Варвара Борисовна кивает сухонькой головкой на тонкой морщинистой шее и так же, совсем неторопливо, но осторожно, ловко обряжает Бутова в костюм, надевает ему носки, а старые грязные шлепанцы отбрасывает; и говорит, то есть именно приказывает, Наталье Михайловне:

— Пойди, купи новые! Покойник этих не примет.

Наталья Михайловна так же безропотно выходит из комнаты. Пока ее нет, Варвара Борисовна говорит, обращаясь то ли к аспиранту Степке, то ли к любимцу своему Косте — «Котьке», то ли к самой себе:

— Это еще когда я молоденькой пребывала, хоронили девицу, а на ноги ей — туфли на высоком каблуке; а там дорога длинная, ох какая длинная — как же, чтобы на высоком каблуке? И покойница на следующую ночь вернулась, стала стучать в окошко. Пока петухи не запели, стучала, — наш-то город тогда маленький был, да и какой там город — не то поселок, не то деревня. Родные чуть со страху не померли. Спасибо, батюшка умный был, старый, все знал. Рассказали ему, а он: «Вчарась через дом от вас вьюнош преставился, вот и положим ему в гроб тапочки, он их передаст». Так и сделали. И та больше не заявлялась, не стучала в окно. Так-то…

Когда Наталья Михайловна пришла, Варвара Тимофеевна взяла у нее из рук тапочки и надела Бутову. А после снова скрылась в своей каморке, вернулась с маленькой иконкой Николая Чудотворца и повесила ее в красном углу, где она прежде висела. Велела «Котьке» прибить полочку и еще гвоздик для полотенца.
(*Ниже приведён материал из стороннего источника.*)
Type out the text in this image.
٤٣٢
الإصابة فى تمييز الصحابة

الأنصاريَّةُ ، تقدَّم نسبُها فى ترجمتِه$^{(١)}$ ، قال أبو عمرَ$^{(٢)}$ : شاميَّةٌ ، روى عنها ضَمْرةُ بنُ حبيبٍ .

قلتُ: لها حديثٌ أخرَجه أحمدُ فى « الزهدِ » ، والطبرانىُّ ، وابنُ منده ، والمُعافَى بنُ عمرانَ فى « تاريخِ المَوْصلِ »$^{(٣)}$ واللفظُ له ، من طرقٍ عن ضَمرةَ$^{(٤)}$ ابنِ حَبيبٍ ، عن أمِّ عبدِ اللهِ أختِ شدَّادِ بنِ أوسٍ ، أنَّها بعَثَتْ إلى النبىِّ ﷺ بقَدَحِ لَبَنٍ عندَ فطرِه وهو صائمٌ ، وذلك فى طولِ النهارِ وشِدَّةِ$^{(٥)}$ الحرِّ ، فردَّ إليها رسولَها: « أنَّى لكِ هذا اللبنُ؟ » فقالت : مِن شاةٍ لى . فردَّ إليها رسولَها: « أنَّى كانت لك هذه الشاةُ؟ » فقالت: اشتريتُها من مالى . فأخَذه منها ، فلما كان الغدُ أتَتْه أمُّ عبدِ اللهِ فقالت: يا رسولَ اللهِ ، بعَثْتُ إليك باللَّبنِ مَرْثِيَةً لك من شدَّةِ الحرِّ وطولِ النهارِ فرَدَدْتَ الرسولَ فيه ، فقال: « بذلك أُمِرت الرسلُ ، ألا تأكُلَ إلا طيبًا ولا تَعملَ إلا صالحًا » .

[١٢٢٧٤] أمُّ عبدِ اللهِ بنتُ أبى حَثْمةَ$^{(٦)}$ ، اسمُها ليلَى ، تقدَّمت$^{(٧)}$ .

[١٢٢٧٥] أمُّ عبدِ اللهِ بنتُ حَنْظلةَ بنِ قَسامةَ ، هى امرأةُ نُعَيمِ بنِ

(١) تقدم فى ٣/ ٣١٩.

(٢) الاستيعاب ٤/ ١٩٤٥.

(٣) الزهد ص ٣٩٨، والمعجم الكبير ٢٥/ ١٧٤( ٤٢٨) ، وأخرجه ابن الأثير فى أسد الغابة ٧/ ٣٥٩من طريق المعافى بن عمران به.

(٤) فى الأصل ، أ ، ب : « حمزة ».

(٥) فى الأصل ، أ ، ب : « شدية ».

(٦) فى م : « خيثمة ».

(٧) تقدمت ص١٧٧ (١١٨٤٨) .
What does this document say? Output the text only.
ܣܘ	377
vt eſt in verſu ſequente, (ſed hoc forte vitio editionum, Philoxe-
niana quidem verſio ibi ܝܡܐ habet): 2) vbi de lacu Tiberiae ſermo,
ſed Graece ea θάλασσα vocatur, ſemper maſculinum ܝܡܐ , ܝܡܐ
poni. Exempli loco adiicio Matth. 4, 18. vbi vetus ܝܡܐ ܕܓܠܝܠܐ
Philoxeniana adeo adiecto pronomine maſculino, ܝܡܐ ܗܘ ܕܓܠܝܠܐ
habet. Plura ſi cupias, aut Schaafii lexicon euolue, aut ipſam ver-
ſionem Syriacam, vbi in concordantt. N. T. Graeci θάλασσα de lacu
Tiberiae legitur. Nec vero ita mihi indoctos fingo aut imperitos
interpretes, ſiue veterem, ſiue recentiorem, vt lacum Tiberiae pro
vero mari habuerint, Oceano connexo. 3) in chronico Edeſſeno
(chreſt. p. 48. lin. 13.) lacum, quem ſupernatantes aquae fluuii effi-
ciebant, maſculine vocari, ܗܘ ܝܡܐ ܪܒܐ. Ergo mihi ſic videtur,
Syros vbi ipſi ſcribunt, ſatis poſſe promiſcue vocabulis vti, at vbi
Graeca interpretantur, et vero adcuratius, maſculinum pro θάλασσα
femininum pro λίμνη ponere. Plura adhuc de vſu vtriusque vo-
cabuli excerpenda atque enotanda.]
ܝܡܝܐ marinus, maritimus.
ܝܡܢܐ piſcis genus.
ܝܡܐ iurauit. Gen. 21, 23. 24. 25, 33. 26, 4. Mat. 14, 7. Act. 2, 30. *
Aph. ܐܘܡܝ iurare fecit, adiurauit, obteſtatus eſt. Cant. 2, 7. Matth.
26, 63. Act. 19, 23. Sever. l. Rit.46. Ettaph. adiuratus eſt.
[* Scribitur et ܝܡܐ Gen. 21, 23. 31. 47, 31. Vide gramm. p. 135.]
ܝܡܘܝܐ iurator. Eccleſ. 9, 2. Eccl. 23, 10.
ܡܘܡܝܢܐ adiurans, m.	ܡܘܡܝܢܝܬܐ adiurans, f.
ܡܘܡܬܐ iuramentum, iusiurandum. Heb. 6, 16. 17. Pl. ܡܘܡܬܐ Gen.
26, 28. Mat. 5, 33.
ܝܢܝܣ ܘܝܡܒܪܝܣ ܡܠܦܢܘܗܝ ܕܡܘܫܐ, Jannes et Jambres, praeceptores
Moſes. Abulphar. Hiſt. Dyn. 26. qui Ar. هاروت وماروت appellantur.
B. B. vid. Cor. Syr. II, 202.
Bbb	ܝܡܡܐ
Костя, который прежде обложил бы старуху, а может быть, и икону сорвал, да и выбросил в камин, сжег бы со зла, — молча сделал все, что велела Варвара Борисовна.

А когда Наталья Михайловна стала мыть пол в комнате, старуха взяла у нее из рук ведро и тряпку, и снова, строго так, сказала:

— Кто же велит мыть к порогу. Еще кого вымоешь, потом рада бы вернуть, да нельзя. Хорошо если меня вымоешь, а если, упаси бог, кого еще…

Сказала и стала мыть сама — не к порогу, а от порога.

А после принесла из своей каморки лапы ели — что же, она знала о предстоящей смертии заранее лапы эти добыла? Или хранила их для своего последнего пути? Костя поднял было одну веточку, но она строго и испуганно крикнула:

— Брось! Болезнь прилипнет. Смерть.

Костя побледнел даже и бросил ветку, попятился от нее, все так же беспрекословно слушаясь старухи. А она снова скрылась у себя и вынесла тарелку с картошкой и жареной котлетой, открытую бутылку кваса, поставила на полочку рядом с иконой и, снова неизвестно к кому обращаясь, сказала, чуть приподняв голову:

— Так-то вот, придет душенька Лександра Максимовича, поест, — помнится, он любил котлетки и квас тоже любил. Вот и легче будет в пути.

А мертвый Бутов почувствовал, что он действительно готов к пути, только неизвестно, куда этот путь приведет.

И когда вернулись с похорон, с этого Нового кладбища, — старуха не ездила хоронить, все пока наладила для поминок: миску, из которой обмывали покойника, вместе с водой, честь по чести, как положено со старины, закопала на задворках, где никто не ходит, поставила большую тарелку риса, сваренного с изюмом, на столик прямо у дверей квартиры, и следила, чтобы каждый попробовал, иначе покойнику будет горько; а в каминной во всю длину стола расставила и жареное, и вареное.

Костя оглядел стол, увидел, что водки нет, ни водки, ни вина, подмигнул Дерюгину и они выбежали, да так быстро вернулись с ящиком спиртного, что гости не успели рассесться за столом. Но Варвара Борисовна не своим голосом закричала — ну, что на Степку Дерюгина крикнула, это понятно, не уважала она его, — но и на Костю тоже закричала:

— Вон несите, а то Лександра Максимовича вино зальет. Не будет ему пути. До самых сороковин, хоть убейте, ни капли спиртного в дом не допущу.